Ne jamais dissocier liberté, vérité et charité

Par un moine de l’abbaye de Triors sur le site de l’Homme Nouveau :

Le 3 octobre s’est ouvert la 15ème assemblée générale ordinaire du Synode des évêques. Le thème choisi, la jeunesse, aurait beaucoup plu à Jean-Paul II. Créé par Paul VI, le synode a pour but de favoriser l’union étroite entre le Pontife romain et les évêques et d’aider le pape pour défendre l’intégrité de la foi et de la morale, la préservation et le renforcement de la discipline ecclésiastique et pour étudier les questions qui ont trait à l’action de l’Église dans le monde. Souhaitons et prions pour que la vérité se fasse, car le relativisme ambiant combattu avec tant de bonheur, sinon toujours avec succès, par Benoît XVI, infeste tous les secteurs de notre société permissive, y compris dans l’Église. C’est essentiel pour bien orienter les jeunes qui, précisément en raison du relativisme, ne savent pas toujours où aller et comment se décider pour un choix définitif.
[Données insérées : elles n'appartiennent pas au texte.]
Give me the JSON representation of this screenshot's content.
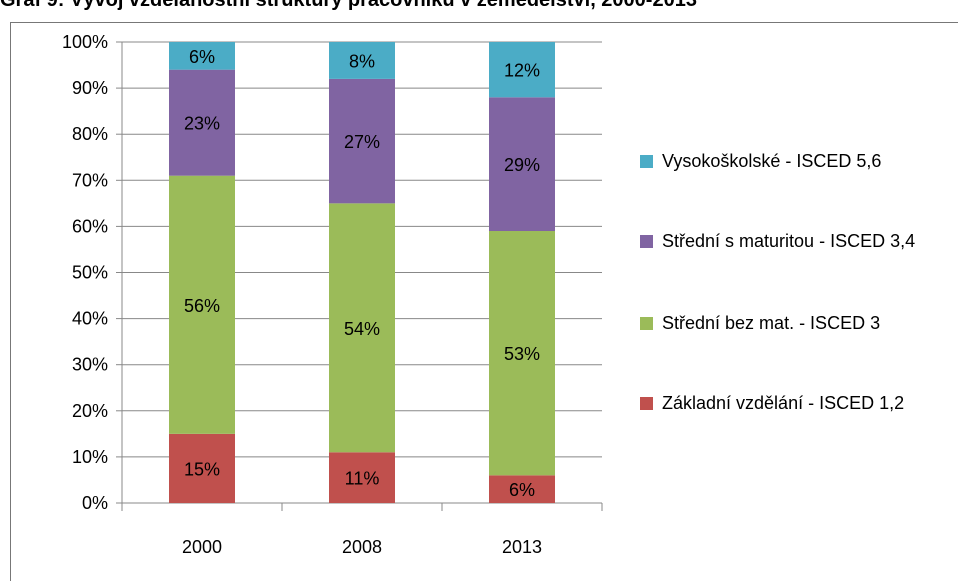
{
  "chart_data": {
    "type": "stacked_bar",
    "title": "Graf 9: Vývoj vzdělanostní struktury pracovníků v zemědělství, 2000-2013",
    "categories": [
      "2000",
      "2008",
      "2013"
    ],
    "series": [
      {
        "name": "Základní vzdělání - ISCED 1,2",
        "color": "#c0504d",
        "values": [
          15,
          11,
          6
        ],
        "value_labels": [
          "15%",
          "11%",
          "6%"
        ]
      },
      {
        "name": "Střední bez mat. - ISCED 3",
        "color": "#9bbb59",
        "values": [
          56,
          54,
          53
        ],
        "value_labels": [
          "56%",
          "54%",
          "53%"
        ]
      },
      {
        "name": "Střední s maturitou - ISCED 3,4",
        "color": "#8064a2",
        "values": [
          23,
          27,
          29
        ],
        "value_labels": [
          "23%",
          "27%",
          "29%"
        ]
      },
      {
        "name": "Vysokoškolské - ISCED 5,6",
        "color": "#4bacc6",
        "values": [
          6,
          8,
          12
        ],
        "value_labels": [
          "6%",
          "8%",
          "12%"
        ]
      }
    ],
    "ylim": [
      0,
      100
    ],
    "yticks": [
      {
        "value": 0,
        "label": "0%"
      },
      {
        "value": 10,
        "label": "10%"
      },
      {
        "value": 20,
        "label": "20%"
      },
      {
        "value": 30,
        "label": "30%"
      },
      {
        "value": 40,
        "label": "40%"
      },
      {
        "value": 50,
        "label": "50%"
      },
      {
        "value": 60,
        "label": "60%"
      },
      {
        "value": 70,
        "label": "70%"
      },
      {
        "value": 80,
        "label": "80%"
      },
      {
        "value": 90,
        "label": "90%"
      },
      {
        "value": 100,
        "label": "100%"
      }
    ],
    "grid": true,
    "legend": "right"
  }
}
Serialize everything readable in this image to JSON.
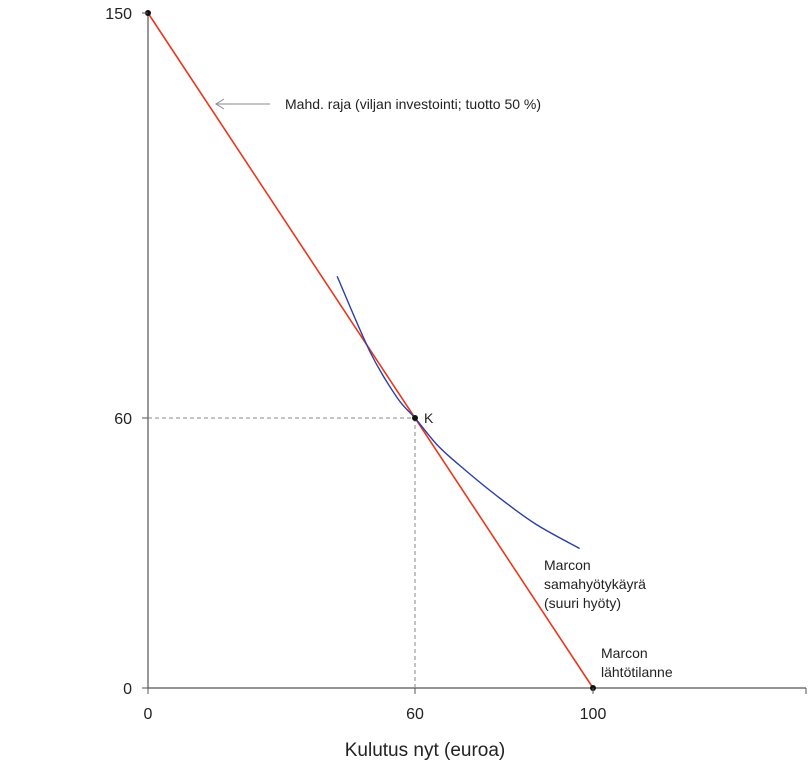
{
  "chart_data": {
    "type": "line",
    "title": "",
    "xlabel": "Kulutus nyt (euroa)",
    "ylabel": "",
    "xlim": [
      0,
      148
    ],
    "ylim": [
      0,
      150
    ],
    "x_ticks": [
      {
        "value": 0,
        "label": "0"
      },
      {
        "value": 60,
        "label": "60"
      },
      {
        "value": 100,
        "label": "100"
      }
    ],
    "y_ticks": [
      {
        "value": 0,
        "label": "0"
      },
      {
        "value": 60,
        "label": "60"
      },
      {
        "value": 150,
        "label": "150"
      }
    ],
    "grid": false,
    "series": [
      {
        "kind": "line",
        "color": "#e8371c",
        "points": [
          [
            0,
            150
          ],
          [
            100,
            0
          ]
        ]
      },
      {
        "kind": "curve",
        "color": "#2b3fa3",
        "points": [
          [
            42.5,
            91.5
          ],
          [
            50,
            74.5
          ],
          [
            56,
            64.5
          ],
          [
            60,
            60
          ],
          [
            65,
            54
          ],
          [
            70,
            49.5
          ],
          [
            78,
            43
          ],
          [
            87,
            36.5
          ],
          [
            97,
            31
          ]
        ]
      }
    ],
    "points": [
      {
        "name": "point-150",
        "x": 0,
        "y": 150,
        "label": ""
      },
      {
        "name": "point-k",
        "x": 60,
        "y": 60,
        "label": "K"
      },
      {
        "name": "point-100",
        "x": 100,
        "y": 0,
        "label": ""
      }
    ],
    "annotations": {
      "frontier": "Mahd. raja  (viljan investointi; tuotto 50  %)",
      "indifference": [
        "Marcon",
        "samahyötykäyrä",
        "(suuri hyöty)"
      ],
      "start": [
        "Marcon",
        "lähtötilanne"
      ]
    },
    "colors": {
      "frontier": "#e8371c",
      "indifference": "#2b3fa3",
      "axis": "#555555",
      "dashed": "#888888",
      "arrow": "#888888"
    }
  }
}
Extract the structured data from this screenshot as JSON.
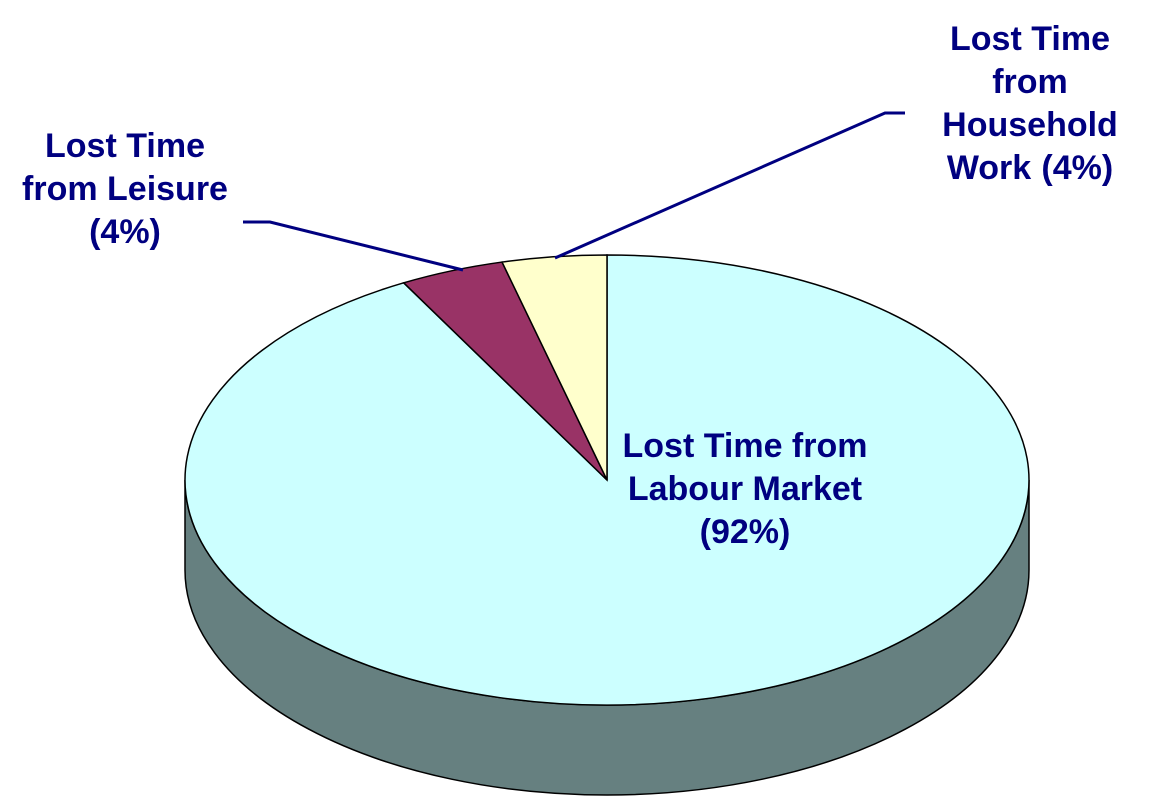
{
  "chart_data": {
    "type": "pie",
    "categories": [
      "Lost Time from Labour Market",
      "Lost Time from Leisure",
      "Lost Time from Household Work"
    ],
    "values": [
      92,
      4,
      4
    ],
    "value_labels": [
      "(92%)",
      "(4%)",
      "(4%)"
    ],
    "colors": [
      "#ccffff",
      "#993366",
      "#ffffcc"
    ]
  }
}
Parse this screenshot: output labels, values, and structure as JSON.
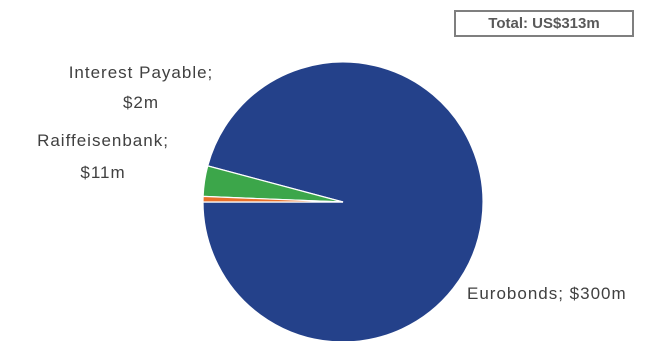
{
  "total_label": "Total: US$313m",
  "chart_data": {
    "type": "pie",
    "categories": [
      "Eurobonds",
      "Raiffeisenbank",
      "Interest Payable"
    ],
    "values": [
      300,
      11,
      2
    ],
    "unit": "US$m",
    "labels": [
      {
        "category": "Eurobonds",
        "value_text": "$300m",
        "lines": [
          "Eurobonds; $300m"
        ]
      },
      {
        "category": "Raiffeisenbank",
        "value_text": "$11m",
        "lines": [
          "Raiffeisenbank;",
          "$11m"
        ]
      },
      {
        "category": "Interest Payable",
        "value_text": "$2m",
        "lines": [
          "Interest Payable;",
          "$2m"
        ]
      }
    ],
    "colors": [
      "#24418a",
      "#3ca64a",
      "#e8702a"
    ],
    "start_angle_deg": 180,
    "direction": "counterclockwise",
    "legend": "none"
  }
}
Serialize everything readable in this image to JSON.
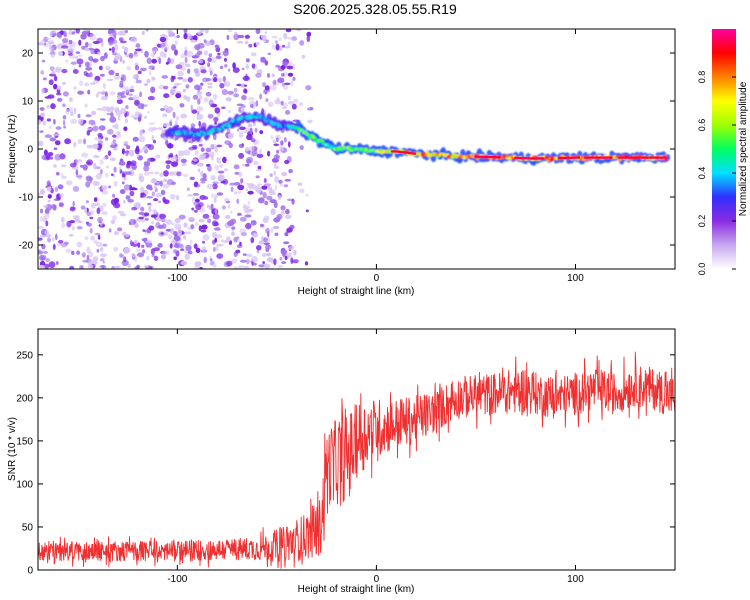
{
  "title": "S206.2025.328.05.55.R19",
  "colors": {
    "spec_background": "#ffffff",
    "spec_speckle": "#8a2be2",
    "snr_line": "#f03030"
  },
  "chart_data": [
    {
      "type": "heatmap",
      "name": "spectrogram",
      "title": "S206.2025.328.05.55.R19",
      "xlabel": "Height of straight line (km)",
      "ylabel": "Frequency (Hz)",
      "xlim": [
        -170,
        150
      ],
      "ylim": [
        -25,
        25
      ],
      "xticks": [
        -100,
        0,
        100
      ],
      "xtick_labels": [
        "-100",
        "0",
        "100"
      ],
      "yticks": [
        -20,
        -10,
        0,
        10,
        20
      ],
      "ytick_labels": [
        "-20",
        "-10",
        "0",
        "10",
        "20"
      ],
      "noise_region_x": [
        -170,
        -42
      ],
      "signal_ridge": [
        {
          "x": -100,
          "y": 3.5
        },
        {
          "x": -90,
          "y": 3.0
        },
        {
          "x": -80,
          "y": 4.0
        },
        {
          "x": -70,
          "y": 6.0
        },
        {
          "x": -60,
          "y": 7.0
        },
        {
          "x": -50,
          "y": 5.0
        },
        {
          "x": -40,
          "y": 4.5
        },
        {
          "x": -30,
          "y": 2.0
        },
        {
          "x": -20,
          "y": 0.0
        },
        {
          "x": -10,
          "y": 0.0
        },
        {
          "x": 0,
          "y": -0.5
        },
        {
          "x": 10,
          "y": -0.5
        },
        {
          "x": 20,
          "y": -1.0
        },
        {
          "x": 40,
          "y": -1.5
        },
        {
          "x": 60,
          "y": -1.7
        },
        {
          "x": 80,
          "y": -2.0
        },
        {
          "x": 100,
          "y": -1.8
        },
        {
          "x": 120,
          "y": -1.8
        },
        {
          "x": 145,
          "y": -1.8
        }
      ],
      "colorbar": {
        "label": "Normalized spectral amplitude",
        "range": [
          0,
          1
        ],
        "ticks": [
          0.0,
          0.2,
          0.4,
          0.6,
          0.8
        ],
        "tick_labels": [
          "0.0",
          "0.2",
          "0.4",
          "0.6",
          "0.8"
        ],
        "colors": [
          "#ffffff",
          "#c8a8f0",
          "#8a2be2",
          "#3030ff",
          "#00e0ff",
          "#00ff60",
          "#a0ff00",
          "#ffff00",
          "#ff8000",
          "#ff0000",
          "#ff00a0"
        ]
      }
    },
    {
      "type": "line",
      "name": "snr",
      "xlabel": "Height of straight line (km)",
      "ylabel": "SNR (10 * v/v)",
      "xlim": [
        -170,
        150
      ],
      "ylim": [
        0,
        280
      ],
      "xticks": [
        -100,
        0,
        100
      ],
      "xtick_labels": [
        "-100",
        "0",
        "100"
      ],
      "yticks": [
        0,
        50,
        100,
        150,
        200,
        250
      ],
      "ytick_labels": [
        "0",
        "50",
        "100",
        "150",
        "200",
        "250"
      ],
      "series": [
        {
          "name": "SNR envelope",
          "x": [
            -170,
            -100,
            -60,
            -45,
            -35,
            -28,
            -25,
            -20,
            -15,
            -10,
            -5,
            0,
            10,
            20,
            30,
            40,
            60,
            75,
            80,
            90,
            100,
            110,
            120,
            130,
            140,
            150
          ],
          "y": [
            22,
            22,
            25,
            30,
            40,
            50,
            120,
            125,
            130,
            150,
            160,
            165,
            170,
            175,
            185,
            200,
            205,
            210,
            205,
            200,
            205,
            210,
            205,
            215,
            210,
            200
          ],
          "spread": [
            12,
            12,
            14,
            22,
            28,
            35,
            45,
            50,
            50,
            45,
            40,
            35,
            30,
            28,
            25,
            25,
            25,
            28,
            25,
            25,
            25,
            25,
            25,
            25,
            25,
            25
          ]
        }
      ]
    }
  ]
}
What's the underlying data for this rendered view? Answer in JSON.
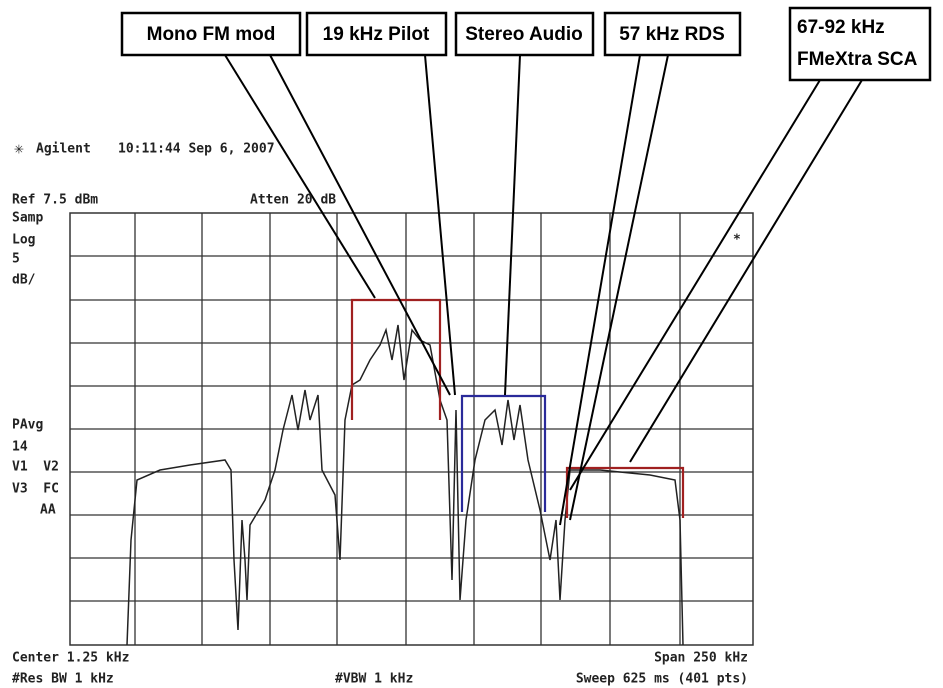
{
  "callouts": [
    "Mono FM mod",
    "19 kHz Pilot",
    "Stereo Audio",
    "57 kHz RDS",
    "67-92 kHz",
    "FMeXtra SCA"
  ],
  "header": {
    "brand": "Agilent",
    "timestamp": "10:11:44  Sep 6, 2007"
  },
  "settings": {
    "ref": "Ref 7.5 dBm",
    "atten": "Atten 20 dB",
    "left": [
      "Samp",
      "Log",
      "5",
      "dB/"
    ],
    "left2": [
      "PAvg",
      "14",
      "V1  V2",
      "V3  FC",
      "AA"
    ],
    "marker": "*"
  },
  "footer": {
    "center": "Center 1.25 kHz",
    "rbw": "#Res BW 1 kHz",
    "vbw": "#VBW 1 kHz",
    "span": "Span 250 kHz",
    "sweep": "Sweep 625 ms (401 pts)"
  }
}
Le Pape commence par dire merci. Cela n’est pas sans importance à notre époque qui a complètement perdu la notion d’action de grâces, comme d’ailleurs les paroles les plus élémentaires de politesse. Mais après les remerciements purement protocolaires, le Pape remercie les jeunes de faire confiance à l’Église, mère et éducatrice, à laquelle nous devons toujours être fiers d’appartenir. En effet, malgré toutes les faiblesses humaines de ses membres pécheurs et les vicissitudes de l’Histoire, malgré les tempêtes impitoyables qui s’abattent sur elle, l’Église demeure toujours sainte et immaculée en elle-même. D’autre part c’est uniquement elle qui pourra nous transmettre le message toujours actuel du Christ.

Après l’action de grâces, le Pape parle avec courage et franchise, car il entend ne jamais dissocier liberté, vérité et charité, préférant une critique honnête et transparente aux vains bavardages et aux dangereux quolibets ou préjugés. Il demande à ses auditeurs l’humilité de l’écoute indispensable pour tout vrai dialogue. En effet, pour le Pape le synode demeure avant tout un exercice ecclésial de discernement qui exige impérativement la franchise dans la parole et l’ouverture dans l’écoute de Dieu et non des médias, le discernement n’ayant rien à voir avec les slogans publicitaires. Pour cela, il faut se souvenir que Dieu est toujours à l’œuvre dans l’histoire des hommes. Notre Dieu est un Dieu personnel qui vient personnellement à la rencontre de chacun de nous qu’il aime nommément. Mais l’écoute suppose le silence. C’est pourquoi le Pape a fait l’innovation d’introduire de nombreux moments de silence dans les débats. C’est certainement une heureuse initiative qui va dans le sens du très beau livre du cardinal Sarah, La force du silence. Et puisque Dieu est présent dans l’histoire des hommes, l’homme doit cheminer ici-bas avec Dieu, ouvert aux surprises de Dieu dont les voies ne sont jamais les nôtres, comme le disait déjà le prophète Isaïe. Cela implique aussi, sans aucun libéralisme ni aucun naturalisme pour autant, de sortir de ses préjugés de petite chapelle ou des stéréotypes inefficaces et mêmes dangereux. Le but n’est pas de diviser, mais bien d’unir les générations entre elles par la mémoire et aussi la fidélité à la tradition vivante. Les vieux doivent être respectés, les jeunes aimés. Saint Benoît le recommandait déjà à ses moines. Souvent les jeunes ont tendance à mépriser les anciens, oubliant la véracité du proverbe affirmant que lorsqu’un vieux meurt, une bibliothèque brûle. Le Pape met aussi en garde à nouveau contre le mauvais cléricalisme, celui qui veut arriver au pouvoir et non pas servir à l’image de Jésus et de sa Mère la servante du Seigneur.